Beyeria Conservation Park
Beyeria Conservation Park (CP186) is a small nature reserve on Kangaroo Island, 13.5 km south of Kingscote on the northern edge of the MacGillivray Plain, on Willsons Road. It is 2 km in length (north to south) and almost 1km in width (east to west).
For a summary of Beyeria Conservation Park click HERE.
It was formally dedicated in May 1987 and comprises 184 hectares and the park occupies section 164, Hundred of Haines Kangaroo Island in the County of Carnarvon, South Australia.
The park was proclaimed following representations to the State Government from botanist and conservation organisations, who sought to prevent further vegetation clearance for agricultural land use in this vicinity. The name of the reserve relates to the scientific name of the Kangaroo Island Turpentine Bush, which only occurs in this soil type.
The management of this park is to ensure the conservation in perpetuity of its natural environment and landscape qualities with objectives to protect the remnant endemic communities and to facilitate research into the biology and successional cycle of endemic and rare to endangered plant species. Fire management should be based on up to date ecological information and scientific research, while wildfire is to be managed for the maintenance and/or enhancement of the natural biophysical features of the park.
The climate is cool, temperate with mainly winter rainfall of approximately 550ml.
This small reserve is on the northern edge of the McGillivray Plain with sandy-loam soils over deep clay, evidencing ‘crab-hole’ formation in the otherwise level terrain.
The vegetation is predominately low open-woodland, with Kangaroo Island Narrow-leaved Mallee (Eucalyptus cneorifolia) in alliance with Broombush (Melaleuca uncinata). In the low-lying swampy areas grows Callistemon rugulosus var. rugulosus (Scarlet Bottlebrush and Broombush (Melaleuca uncinata).
Patches of open-heath in the northern sector contain a number of significant, endemic plant species including Beyeria subtecta (KI Turpentine Bush), Caladenia ovata (Kangaroo Island Spider-orchid), Grevillea muricata (Rough Spider-flower) and Pultenaea insularis (Beyeria Bush-pea which was firstly found on 22 Nov 1991 and formally described in June 1992). Of these only Grevillea muricata and Pultenaea insularis may be visible most of the time, whereas Beyeria subtecta is intolerant to shading, preferring full sunlight and Caladenia ovata only flowers between August and October annually.
Olearia microdisca (Small-flower Daisy-bush) was introduced by Black Hill Nursery in an attempt to establish it inside of a conserved area. The named plants are endemic to Kangaroo Island and other plants within the park have rare to endangered status ratings.

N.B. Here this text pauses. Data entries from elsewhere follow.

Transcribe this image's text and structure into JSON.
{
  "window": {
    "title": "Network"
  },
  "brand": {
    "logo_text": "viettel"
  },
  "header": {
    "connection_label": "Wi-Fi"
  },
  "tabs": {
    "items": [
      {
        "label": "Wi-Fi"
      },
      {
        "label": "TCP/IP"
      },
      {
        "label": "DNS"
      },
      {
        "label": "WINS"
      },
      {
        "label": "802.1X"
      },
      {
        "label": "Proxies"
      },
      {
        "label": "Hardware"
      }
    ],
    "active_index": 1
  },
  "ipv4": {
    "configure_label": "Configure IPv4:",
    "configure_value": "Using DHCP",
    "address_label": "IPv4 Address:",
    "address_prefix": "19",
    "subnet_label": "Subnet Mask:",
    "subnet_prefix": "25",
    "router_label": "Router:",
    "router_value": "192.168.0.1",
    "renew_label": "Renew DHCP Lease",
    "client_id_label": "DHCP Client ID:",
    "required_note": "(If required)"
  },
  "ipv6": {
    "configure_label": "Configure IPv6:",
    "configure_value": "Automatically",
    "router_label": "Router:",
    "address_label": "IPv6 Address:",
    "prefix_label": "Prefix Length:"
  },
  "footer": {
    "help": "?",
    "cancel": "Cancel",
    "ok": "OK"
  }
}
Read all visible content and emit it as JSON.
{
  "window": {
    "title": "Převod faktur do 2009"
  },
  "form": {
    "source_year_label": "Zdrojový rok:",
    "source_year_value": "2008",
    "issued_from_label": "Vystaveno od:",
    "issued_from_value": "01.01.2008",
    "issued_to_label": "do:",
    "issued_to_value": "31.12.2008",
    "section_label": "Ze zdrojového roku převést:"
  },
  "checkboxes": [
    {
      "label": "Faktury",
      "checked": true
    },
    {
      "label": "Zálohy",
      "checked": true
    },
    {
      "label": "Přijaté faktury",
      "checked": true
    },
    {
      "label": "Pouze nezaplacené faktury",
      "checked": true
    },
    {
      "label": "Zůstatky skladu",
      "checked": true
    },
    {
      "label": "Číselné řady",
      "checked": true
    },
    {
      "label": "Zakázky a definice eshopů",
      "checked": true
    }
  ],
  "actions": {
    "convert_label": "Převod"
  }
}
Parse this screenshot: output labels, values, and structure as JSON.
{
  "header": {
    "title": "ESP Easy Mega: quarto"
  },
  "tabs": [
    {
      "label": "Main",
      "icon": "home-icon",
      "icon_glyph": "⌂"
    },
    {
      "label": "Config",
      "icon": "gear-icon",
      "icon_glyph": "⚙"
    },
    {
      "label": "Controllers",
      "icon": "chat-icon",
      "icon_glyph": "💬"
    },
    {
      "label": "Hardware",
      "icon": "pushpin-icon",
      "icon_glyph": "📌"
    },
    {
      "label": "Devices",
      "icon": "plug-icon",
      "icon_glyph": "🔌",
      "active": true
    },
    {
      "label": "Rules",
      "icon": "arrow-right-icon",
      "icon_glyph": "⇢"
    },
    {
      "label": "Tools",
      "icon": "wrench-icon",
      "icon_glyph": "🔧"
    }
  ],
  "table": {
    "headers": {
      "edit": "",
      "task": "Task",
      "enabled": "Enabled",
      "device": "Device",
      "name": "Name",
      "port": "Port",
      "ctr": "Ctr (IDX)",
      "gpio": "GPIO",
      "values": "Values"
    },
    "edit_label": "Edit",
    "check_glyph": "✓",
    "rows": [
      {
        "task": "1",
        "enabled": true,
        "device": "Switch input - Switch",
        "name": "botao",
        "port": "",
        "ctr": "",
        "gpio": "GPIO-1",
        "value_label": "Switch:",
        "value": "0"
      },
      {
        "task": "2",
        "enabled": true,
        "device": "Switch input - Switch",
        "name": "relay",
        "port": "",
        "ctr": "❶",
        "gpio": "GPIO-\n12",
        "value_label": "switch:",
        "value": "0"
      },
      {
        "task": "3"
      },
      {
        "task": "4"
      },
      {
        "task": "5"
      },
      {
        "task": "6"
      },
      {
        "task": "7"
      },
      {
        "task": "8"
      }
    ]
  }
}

Access to the park is from Willsons Road which forms the northern boundary.
Internal access is by 5metre wide tracks constructed along the western, southern and eastern boundaries which are inside of the fences.
Prior to acquisition, repeated burning and chaining is understood to have occurred in the northern sector, with the most recent farming event occurring in April 1986. In 2013 a well-planned fuel reduction fire burnt parts of southern portion of the park.
A small seasonally filled swamp occurs on the south -eastern corner of the park, and a seasonal drainage line that empties on the western boundary about 1.5 km from Willsons Road.
There are no facilities for visitors excepting for an information board at the entrance and a small parking bay for a few vehicles. The ring-route walking trail allows foot traffic. This is situated more or less on the north-east side of the park. Scattered or clusters along this trail are some plant signs nearby the plant in question.
A plant list for Beyeria Conservation Park is available if requested. It comprises 4 pages.
A 1.5km self-guided walk exists on the northern side of the park. The walk has eleven numbered posts which describe the narrow leafed mallee community that exists within the park. Click to download the brochure associated with the numbers.
Also along the walk is a series of named plants that highlight the rare and threatened plants of the area.
Friends of Cape Gantheaume Activities
The Friends of Cape Gantheaume continually maintain the walking trail within the park.
The group has also installed name plates identifying the significant plant species. Linked with the name plates, the group is establishing the threatened plants at the commencement of the trail to showcase these important plants.